Die rund 80 Mitarbeiter,
die in diesem Jahr wieder ehrenamtlich auf der Grabung ihren Urlaub verbracht
haben, setzen sich aus allen Alters- und Berufsgruppen zusammen. Einige
Archäologie-Studenten arbeiten für einen „Schein“, machen also hier ihr
Grabungspraktikum. Alle sind aber aus reinem Interesse und Begeisterung für die
Archäologie dabei - viele Rentner oder Hausfrauen aus der Umgebung, Vermesser
aus Norddeutschland, Journalisten, Lehrer, Schüler, Ärzte,
Softwaredesignerin.... Für internationales Flair sorgten ein Neuseeländer, zwei
Basken, zwei Slowakinnen, zwei in Saudi-Arabien wohnende Amerikaner und ein
Brite.
Grabungstechnik
Aufgrund der
Bodenverhältnisse mit saurem, stark durchwurzeltem und extrem steinigem Boden
werden die Flächen 10-15 cm-weise abgetragen. Die einzelnen Schichten werden in
Foto und Zeichnung dokumentiert. Mit Hilfe eines Tachymeters werden alle Funde
dreidimensional eingemessen, die Befunde usw. werden mit jeweils eigenen
Kodierungen versehen im Tachymeter abgespeichert. Täglich nach der Grabung
werden die Daten in den Laptop eingelesen und in die Grabungs-Datenbank
SingulArch, einer speziell für die Archäologie entwickelten Access-Applikation
(www.singularch.de), importiert. Dieses
Programm wiederum gewährleistet einen Export der Messwerte in das Programm
AutoCAD, wo die verschiedenen Kategorien in je eigenen Layern kartiert werden.
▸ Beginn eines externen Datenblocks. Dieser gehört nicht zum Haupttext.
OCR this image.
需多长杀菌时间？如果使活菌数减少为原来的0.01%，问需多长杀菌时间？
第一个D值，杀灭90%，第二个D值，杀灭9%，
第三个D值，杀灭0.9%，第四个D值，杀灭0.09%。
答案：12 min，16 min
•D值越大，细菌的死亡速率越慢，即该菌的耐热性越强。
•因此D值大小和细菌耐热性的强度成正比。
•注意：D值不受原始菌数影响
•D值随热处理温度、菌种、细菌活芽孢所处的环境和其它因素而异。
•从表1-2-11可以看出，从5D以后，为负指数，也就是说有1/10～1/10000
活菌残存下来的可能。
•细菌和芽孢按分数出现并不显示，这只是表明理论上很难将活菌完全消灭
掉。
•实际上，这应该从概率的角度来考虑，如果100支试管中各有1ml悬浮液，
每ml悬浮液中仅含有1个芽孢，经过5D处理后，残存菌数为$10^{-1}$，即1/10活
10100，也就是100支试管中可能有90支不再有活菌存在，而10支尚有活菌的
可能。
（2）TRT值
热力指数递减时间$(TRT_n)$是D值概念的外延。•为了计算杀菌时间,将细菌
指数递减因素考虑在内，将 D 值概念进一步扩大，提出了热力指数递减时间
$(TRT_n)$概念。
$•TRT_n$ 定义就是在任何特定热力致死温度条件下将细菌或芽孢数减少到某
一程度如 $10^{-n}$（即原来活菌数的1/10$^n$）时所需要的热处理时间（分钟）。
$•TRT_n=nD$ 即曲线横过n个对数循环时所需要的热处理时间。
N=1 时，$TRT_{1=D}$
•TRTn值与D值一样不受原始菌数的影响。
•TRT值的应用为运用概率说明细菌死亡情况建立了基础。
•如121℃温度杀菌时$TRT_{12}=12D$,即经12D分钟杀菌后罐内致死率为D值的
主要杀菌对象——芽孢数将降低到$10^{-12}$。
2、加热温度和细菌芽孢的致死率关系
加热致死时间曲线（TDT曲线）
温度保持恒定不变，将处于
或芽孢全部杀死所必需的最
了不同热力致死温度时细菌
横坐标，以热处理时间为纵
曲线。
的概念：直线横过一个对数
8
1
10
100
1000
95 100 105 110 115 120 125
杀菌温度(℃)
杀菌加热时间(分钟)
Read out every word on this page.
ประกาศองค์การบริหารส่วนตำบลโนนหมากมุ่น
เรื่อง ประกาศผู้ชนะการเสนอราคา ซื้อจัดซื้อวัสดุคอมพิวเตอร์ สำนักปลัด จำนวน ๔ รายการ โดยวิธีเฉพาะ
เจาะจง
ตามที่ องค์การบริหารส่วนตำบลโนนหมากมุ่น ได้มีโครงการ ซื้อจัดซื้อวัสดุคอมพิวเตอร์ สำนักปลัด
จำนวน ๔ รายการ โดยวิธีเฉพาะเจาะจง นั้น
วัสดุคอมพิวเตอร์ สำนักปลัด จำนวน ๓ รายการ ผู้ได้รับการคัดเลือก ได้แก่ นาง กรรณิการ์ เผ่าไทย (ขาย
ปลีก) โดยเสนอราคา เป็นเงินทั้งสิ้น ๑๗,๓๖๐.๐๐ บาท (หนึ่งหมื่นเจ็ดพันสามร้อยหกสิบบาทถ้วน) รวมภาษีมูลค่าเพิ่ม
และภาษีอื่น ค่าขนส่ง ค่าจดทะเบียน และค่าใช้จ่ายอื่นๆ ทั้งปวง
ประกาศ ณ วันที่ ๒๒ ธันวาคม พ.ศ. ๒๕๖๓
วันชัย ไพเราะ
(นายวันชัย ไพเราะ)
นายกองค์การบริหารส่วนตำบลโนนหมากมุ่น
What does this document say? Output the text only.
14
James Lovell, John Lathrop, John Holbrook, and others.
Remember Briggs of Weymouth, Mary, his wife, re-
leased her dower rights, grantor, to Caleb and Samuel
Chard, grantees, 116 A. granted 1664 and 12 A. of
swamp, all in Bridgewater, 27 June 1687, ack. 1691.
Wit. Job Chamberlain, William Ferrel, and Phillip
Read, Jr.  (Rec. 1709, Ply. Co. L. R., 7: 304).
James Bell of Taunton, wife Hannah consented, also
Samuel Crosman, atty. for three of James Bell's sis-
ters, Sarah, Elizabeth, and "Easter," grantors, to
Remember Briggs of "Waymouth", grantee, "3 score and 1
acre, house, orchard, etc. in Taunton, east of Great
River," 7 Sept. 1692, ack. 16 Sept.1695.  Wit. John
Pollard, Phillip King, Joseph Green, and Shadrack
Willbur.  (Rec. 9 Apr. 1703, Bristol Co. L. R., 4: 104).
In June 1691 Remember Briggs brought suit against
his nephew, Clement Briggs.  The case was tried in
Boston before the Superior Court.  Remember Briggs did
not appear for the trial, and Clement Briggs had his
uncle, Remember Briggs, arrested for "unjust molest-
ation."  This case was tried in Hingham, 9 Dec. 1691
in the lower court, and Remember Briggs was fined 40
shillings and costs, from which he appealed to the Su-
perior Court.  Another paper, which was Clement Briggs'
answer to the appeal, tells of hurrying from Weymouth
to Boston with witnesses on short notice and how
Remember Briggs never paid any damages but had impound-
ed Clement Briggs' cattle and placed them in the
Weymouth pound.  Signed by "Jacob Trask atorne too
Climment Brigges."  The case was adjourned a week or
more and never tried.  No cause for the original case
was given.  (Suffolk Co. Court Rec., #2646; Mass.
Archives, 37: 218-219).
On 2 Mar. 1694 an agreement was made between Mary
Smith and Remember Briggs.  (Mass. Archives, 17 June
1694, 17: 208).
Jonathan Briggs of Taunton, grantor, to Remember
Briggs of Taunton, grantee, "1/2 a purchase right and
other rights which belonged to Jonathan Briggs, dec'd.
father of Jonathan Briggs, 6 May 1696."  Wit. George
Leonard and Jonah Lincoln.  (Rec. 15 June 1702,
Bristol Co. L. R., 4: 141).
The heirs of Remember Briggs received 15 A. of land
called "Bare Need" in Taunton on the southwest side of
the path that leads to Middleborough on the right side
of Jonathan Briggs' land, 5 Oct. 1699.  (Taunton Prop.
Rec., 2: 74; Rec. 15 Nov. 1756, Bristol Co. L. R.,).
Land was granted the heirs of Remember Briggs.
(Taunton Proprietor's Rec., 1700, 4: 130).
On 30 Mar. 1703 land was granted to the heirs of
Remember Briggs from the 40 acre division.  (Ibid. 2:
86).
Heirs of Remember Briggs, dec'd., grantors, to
Durch dieses System konnte zudem auf ein lokales Grabungsnetz verzichtet und
die gesamte Vermessung direkt im Gauß-Krüger-System durchgeführt werden. Die
Datenbank beinhaltet zudem alle nötigen Informationen zur Grabung - die Fundzettel,
mit denen die einzelnen Fundtüten versehen werden, das Grabungstagebuch, die
Befundliste mit den Beschreibungen der einzelnen Aktionen usw.